I have discussed areas where the decision is quite easy. Many of us don’t understand the scope of coverage properly and may unnecessarily blame the insurance company (even though the insurance company is correct as per terms and conditions of the contract). It does not make much sense fighting with the insurance company over these cases.
However, there will be cases that will involve a lot of subjectivity and the insurance company will reject your claim (and be unjustified in doing so). These cases are worth fighting for and worth spending your time and energy for.
You can differentiate between these cases only if you understand the terms and conditions properly.

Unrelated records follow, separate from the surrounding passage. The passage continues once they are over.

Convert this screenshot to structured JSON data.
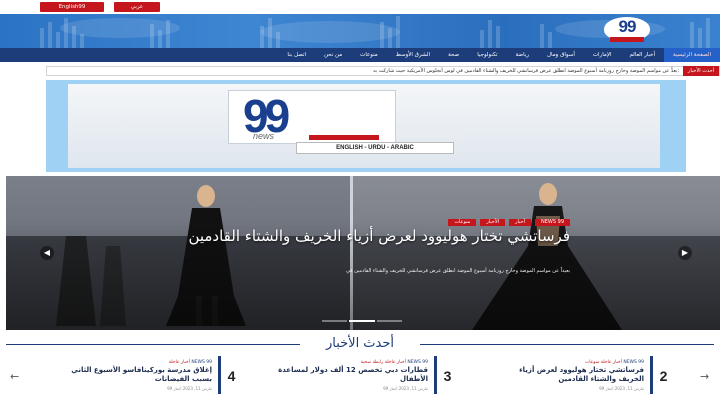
{
  "topbar": {
    "site_button": "English99",
    "lang_button": "عربي"
  },
  "brand": {
    "logo_text": "99"
  },
  "nav": {
    "items": [
      "الصفحة الرئيسية",
      "أخبار العالم",
      "الإمارات",
      "أسواق ومال",
      "رياضة",
      "تكنولوجيا",
      "صحة",
      "الشرق الأوسط",
      "منوعات",
      "من نحن",
      "اتصل بنا"
    ]
  },
  "ticker": {
    "label": "أحدث الأخبار",
    "text": "يعدُّ عن مواسم الموضة وحارج روزنامة أسبوع الموضة انطلق عرض فرساتشي للخريف والشتاء القادمين في لوس أنجلوس الأمريكية حيث شاركت به:"
  },
  "ad": {
    "logo": "99",
    "logo_sub": "news",
    "languages": "ENGLISH - URDU - ARABIC"
  },
  "hero": {
    "categories": [
      "NEWS 99",
      "أخبار",
      "الأخبار",
      "منوعات"
    ],
    "title": "فرساتشي تختار هوليوود لعرض أزياء الخريف والشتاء القادمين",
    "excerpt": "بعيداً عن مواسم الموضة وخارج روزنامة أسبوع الموضة انطلق عرض فرساتشي للخريف والشتاء القادمين في"
  },
  "latest": {
    "heading": "أحدث الأخبار",
    "items": [
      {
        "num": "2",
        "meta_source": "NEWS 99",
        "meta_cats": "أخبار عاجلة منوعات",
        "title": "فرساتشي تختار هوليوود لعرض أزياء الخريف والشتاء القادمين",
        "date": "مارس 11, 2023 أخبار 99"
      },
      {
        "num": "3",
        "meta_source": "NEWS 99",
        "meta_cats": "أخبار عاجلة رابطة صحية",
        "title": "قطارات دبي تخصص 12 ألف دولار لمساعدة الأطفال",
        "date": "مارس 11, 2023 أخبار 99"
      },
      {
        "num": "4",
        "meta_source": "NEWS 99",
        "meta_cats": "أخبار عاجلة",
        "title": "إغلاق مدرسة بوركينافاسو الأسبوع الثاني بسبب الفيضانات",
        "date": "مارس 11, 2023 أخبار 99"
      }
    ]
  },
  "colors": {
    "brand_blue": "#1c3d7a",
    "accent_red": "#c4161c",
    "header_blue": "#2b73c4",
    "ad_bg": "#9ed1f4"
  }
}
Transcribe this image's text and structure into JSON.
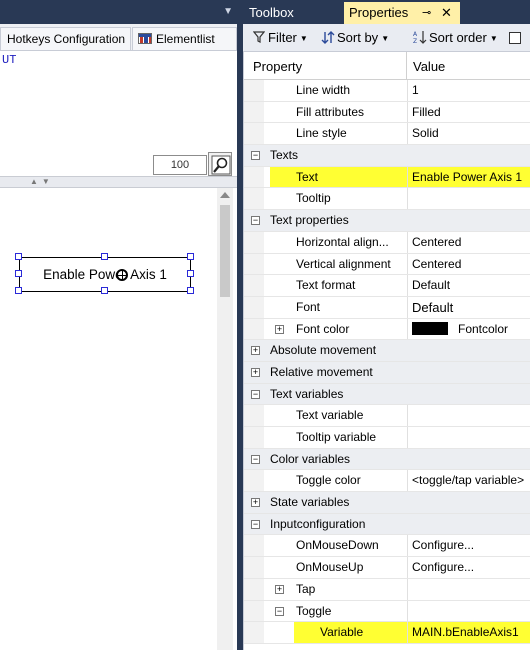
{
  "left": {
    "tabs": [
      {
        "label": "Hotkeys Configuration"
      },
      {
        "label": "Elementlist"
      }
    ],
    "editor_text": "UT",
    "zoom_value": "100",
    "element_label": "Enable Power Axis 1"
  },
  "right": {
    "tabs": {
      "toolbox": "Toolbox",
      "properties": "Properties",
      "pin": "⊸",
      "close": "✕"
    },
    "toolbar": {
      "filter": "Filter",
      "sort_by": "Sort by",
      "sort_order": "Sort order"
    },
    "grid": {
      "col_property": "Property",
      "col_value": "Value",
      "rows": [
        {
          "type": "prop",
          "level": 2,
          "name": "Line width",
          "value": "1"
        },
        {
          "type": "prop",
          "level": 2,
          "name": "Fill attributes",
          "value": "Filled"
        },
        {
          "type": "prop",
          "level": 2,
          "name": "Line style",
          "value": "Solid"
        },
        {
          "type": "cat",
          "level": 1,
          "expander": "−",
          "name": "Texts",
          "value": ""
        },
        {
          "type": "prop",
          "level": 2,
          "name": "Text",
          "value": "Enable Power Axis 1",
          "highlight": true
        },
        {
          "type": "prop",
          "level": 2,
          "name": "Tooltip",
          "value": ""
        },
        {
          "type": "cat",
          "level": 1,
          "expander": "−",
          "name": "Text properties",
          "value": ""
        },
        {
          "type": "prop",
          "level": 2,
          "name": "Horizontal align...",
          "value": "Centered"
        },
        {
          "type": "prop",
          "level": 2,
          "name": "Vertical alignment",
          "value": "Centered"
        },
        {
          "type": "prop",
          "level": 2,
          "name": "Text format",
          "value": "Default"
        },
        {
          "type": "prop",
          "level": 2,
          "name": "Font",
          "value": "Default"
        },
        {
          "type": "prop",
          "level": 2,
          "expander": "+",
          "name": "Font color",
          "value": "Fontcolor",
          "swatch": "#000000"
        },
        {
          "type": "cat",
          "level": 1,
          "expander": "+",
          "name": "Absolute movement",
          "value": ""
        },
        {
          "type": "cat",
          "level": 1,
          "expander": "+",
          "name": "Relative movement",
          "value": ""
        },
        {
          "type": "cat",
          "level": 1,
          "expander": "−",
          "name": "Text variables",
          "value": ""
        },
        {
          "type": "prop",
          "level": 2,
          "name": "Text variable",
          "value": ""
        },
        {
          "type": "prop",
          "level": 2,
          "name": "Tooltip variable",
          "value": ""
        },
        {
          "type": "cat",
          "level": 1,
          "expander": "−",
          "name": "Color variables",
          "value": ""
        },
        {
          "type": "prop",
          "level": 2,
          "name": "Toggle color",
          "value": "<toggle/tap variable>"
        },
        {
          "type": "cat",
          "level": 1,
          "expander": "+",
          "name": "State variables",
          "value": ""
        },
        {
          "type": "cat",
          "level": 1,
          "expander": "−",
          "name": "Inputconfiguration",
          "value": ""
        },
        {
          "type": "prop",
          "level": 2,
          "name": "OnMouseDown",
          "value": "Configure..."
        },
        {
          "type": "prop",
          "level": 2,
          "name": "OnMouseUp",
          "value": "Configure..."
        },
        {
          "type": "sub",
          "level": 2,
          "expander": "+",
          "name": "Tap",
          "value": ""
        },
        {
          "type": "sub",
          "level": 2,
          "expander": "−",
          "name": "Toggle",
          "value": ""
        },
        {
          "type": "prop",
          "level": 3,
          "name": "Variable",
          "value": "MAIN.bEnableAxis1",
          "highlight": true
        }
      ]
    }
  },
  "colors": {
    "highlight": "#ffff33",
    "title_bar": "#293955",
    "active_tab": "#fff0a8",
    "selection_handle": "#2a2ad8"
  }
}
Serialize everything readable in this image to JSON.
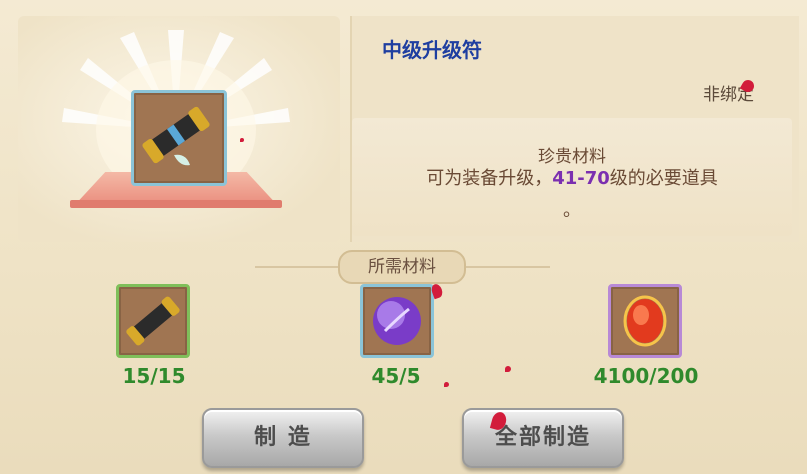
{
  "item": {
    "name": "中级升级符",
    "bind_status": "非绑定",
    "category": "珍贵材料",
    "description_prefix": "可为装备升级，",
    "level_range": "41-70",
    "description_suffix": "级的必要道具",
    "description_tail": "。"
  },
  "materials_section": {
    "title": "所需材料",
    "items": [
      {
        "icon": "scroll-icon",
        "count": "15/15",
        "frame_color": "#7fbf5a"
      },
      {
        "icon": "purple-orb-icon",
        "count": "45/5",
        "frame_color": "#8bc4d8"
      },
      {
        "icon": "red-gem-icon",
        "count": "4100/200",
        "frame_color": "#b889d6"
      }
    ]
  },
  "buttons": {
    "craft": "制 造",
    "craft_all": "全部制造"
  },
  "colors": {
    "title": "#1e3ea0",
    "level_highlight": "#7b2fb0",
    "count_green": "#2f8a2c"
  }
}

Another point to note is that you will have to pay something from your pocket (even if the insurance company accepts the claim). Have such funds ready with you at all times.
Do not undermine the importance of a medical emergency fund even if you have a health insurance plan.
For all you know, the insurance company may reject your claim or reject your application for cashless treatment. You can always fight but the treatment can’t wait. Moreover, in case of emergency hospitalization, you will have to make upfront admission payment (and approach insurer subsequently).
Even for a planned hospitalization (for which cashless treatment has been approved), it is possible that you have to take admission at odd hours (say 4 am in the morning). There will be no one at the hospital insurance desk to complete formalities. In such cases too, you have to make upfront admission payment. Medical emergency corpus comes in handy in such cases.